Cavolfiore alle Olive
This is one of those dishes that I could imagine as a dish in a huge antipasto spread at an Italian trattoria. The kind of spread that looks like it was out of an old movie about ancient Roman, where the emperor would grab handfuls of grapes and greedily eat them, their juices dripping down his face and onto his cloths. I love seeing restaurants with spreads like this, there is something so old school about them, they always makes me swoon and want to sample every dish offered so abundantly, but it is bad form to only order the antipasti, so you have to save room for at least a primo or a secondo.

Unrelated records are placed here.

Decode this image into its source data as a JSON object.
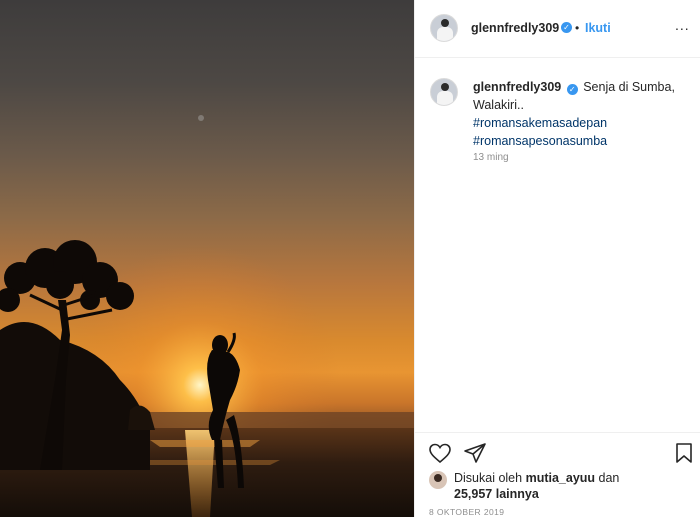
{
  "post": {
    "username": "glennfredly309",
    "follow_label": "Ikuti",
    "separator": "•",
    "more_label": "...",
    "caption_text": "Senja di Sumba, Walakiri..",
    "hashtags": [
      "#romansakemasadepan",
      "#romansapesonasumba"
    ],
    "time_ago": "13 ming",
    "likes": {
      "prefix": "Disukai oleh",
      "user": "mutia_ayuu",
      "and": "dan",
      "count": "25,957",
      "suffix": "lainnya"
    },
    "date": "8 OKTOBER 2019"
  },
  "icons": {
    "verified": "verified-badge-icon",
    "like": "heart-icon",
    "share": "paper-plane-icon",
    "save": "bookmark-icon"
  },
  "colors": {
    "link_blue": "#3897f0",
    "hashtag": "#003569",
    "muted": "#8e8e8e"
  }
}
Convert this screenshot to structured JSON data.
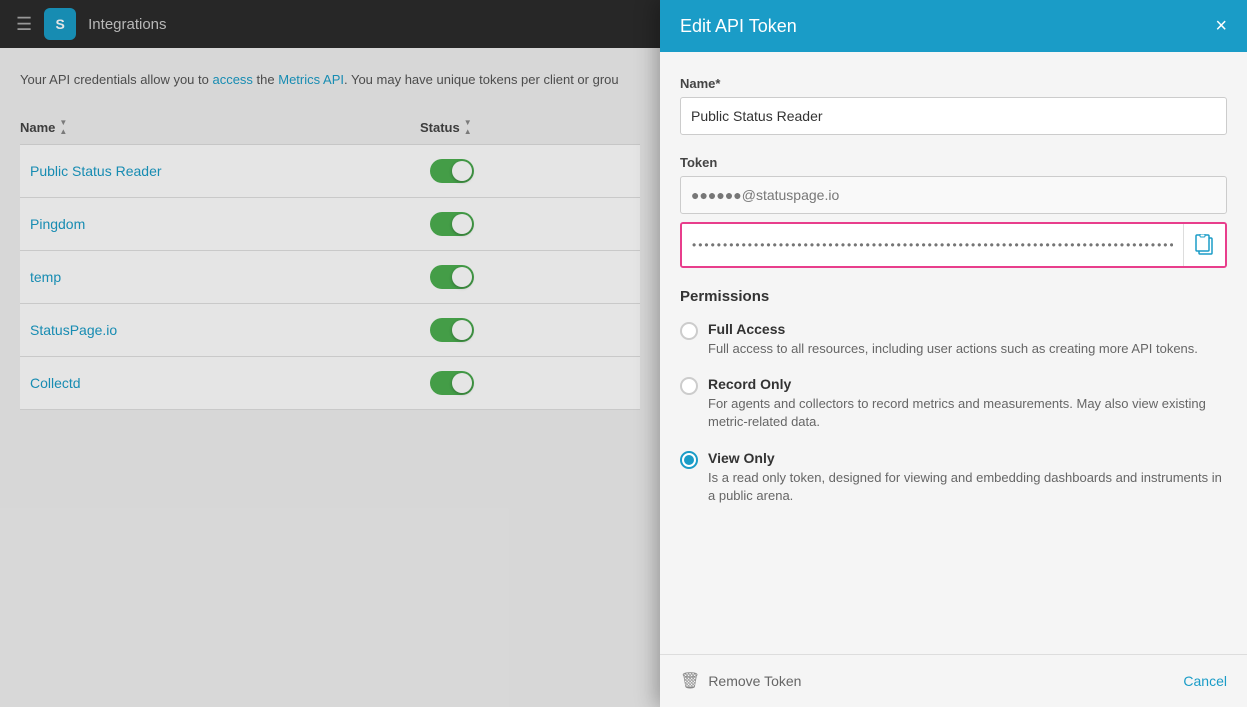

This is something that could also be served as a contorno, or as part of a vegetarian feast, and since we are making it at home, it could be part of an entire meal of Italian antipasti. A lot of work, but oh so delicious!
Cavolfiore alle Olive
adapted from Lidia Cooks from the Heart of Italy by Lidia Matticchio Bastianich
- 1 large cauliflower
- 1 medium onion
- ¼ cup extra-virgin olive oil
- 4 plump garlic cloves, crushed and peeled
- 2 tsp salt
- ¼ peperoncino flakes, or to taste
- 1½ cups cherry tomatoes
- ½ cup pitted black Italian olives
Tear off the tough outer leaves at the base of the cauliflower, and cut out the tough core. Cut the branches into small florets (about 1 inch), and cut any small tender leaves into pieces. Peel the onion and, without trimming away the root end, slice it into eight thin wedges. The onion layers should still be attached at the root end, so each wedge remains intact.
Pour the olive oil into the skillet, set it over medium heat, and toss in the garlic cloves. When they start to sizzle, strew the cauliflower over the pan bottom, and drop in the onion pieces here and there. Season with the salt and peperoncino, reduce the heat to medium-low, and cover the pan. Let the vegetables cooking without stirring for 20 minutes or so, softening in their own juices, until the florets and wedges begin to take on color on the bottom. If the pieces are soft but not carmelizing, uncover the pan, raise the heat a bit, and cook a few minutes longer.
When the vegetable pieces are caramelized on one side, gently tumble them over. Scatter the cherry tomatoes and olives in the pan, stir gently to distribute them, then cover and cook until the tomatoes release their juices, about 5 minutes.
Finally, remove the cover, raise the heat, and bring the pan juices to a boil. Cook until the juices are syrupy and the vegetables are caramelized all over, another 5 to 10 minutes. Heap on a platter on int a casserole dish; serve warm or at room temperature.